The Jacob Javits Convention Center, completed just 21 years ago as New York’s modern-day “crystal palace,” has deteriorated into a leaking mess that more aptly deserves the moniker “This Old Convention Center.”
But it will take more than a trio of intrepid handymen to fix this mess. More than 16,000 panes of glass have to be replaced and a roof that covers 16 acres has to be stripped down to its frame and rebuilt.
And like a home being renovated by a family living inside, the Javits must be rebuilt without interrupting its regular line-up of trade shows and conventions that make it among the busiest convention centers in the nation.
The biggest problem facing Javits starts at the top. High above the main exhibition floor, dozens of black tarps are strung up like diapers and fitted with tubes to drain rainwater into barrels scattered around the enormous room.
“The entire roof is going to have to be replaced, right down to the deck,” said Barbara Lampen, president of the Convention Center Development Corp.
“The roof has been a problem since the day it opened,” Lampen said of Javits, which was designed by the world-renowned architectural firm headed by I. M. Pei., who intended it to be a light-filled departure from convention centers of its day.
Lampen said engineers are working up a complete inventory of costs for the repairs, including new safety systems, carpeting in meeting rooms and overhauls of the center’s more than two dozen restrooms.
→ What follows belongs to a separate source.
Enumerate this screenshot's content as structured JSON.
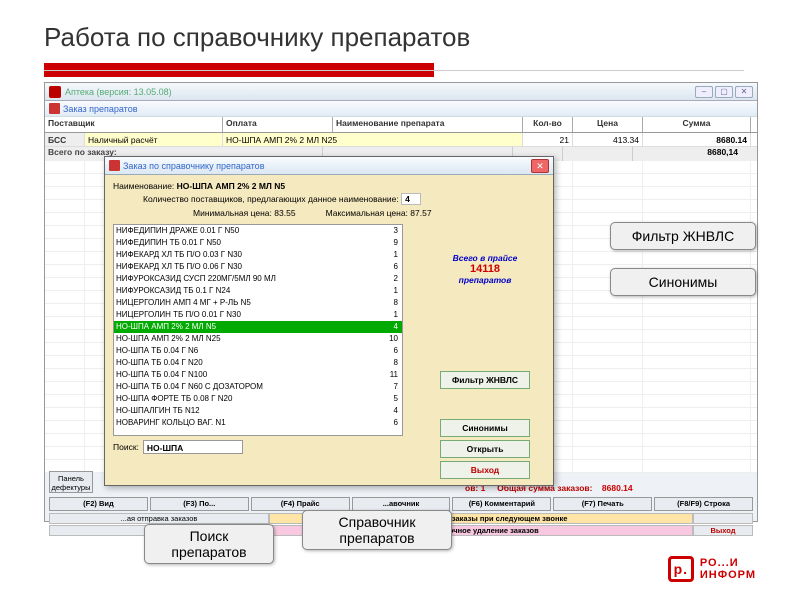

The estimated cost is roughly $850 million for construction and materials, $150 million for design and planning, and $600 million for a modest 80,000-square-foot expansion.
Shockingly, state officials say there was never a thorough analysis of the cost of renovating the center while it was slated for a major expansion that was canceled by Gov. Spitzer.
Lampen expects a detailed plan for the renovation work to be completed within nine months. The actual renovation won’t be done till 2012 or 2013.
Even though the project is just a renovation, Lampen said the center – which now resembles a black box because of the dark-tinted glass – will be dramatically different in appearance because of plans to switch to clear glass.
“It’s going to become what it was intended to be – a crystal palace,” she said.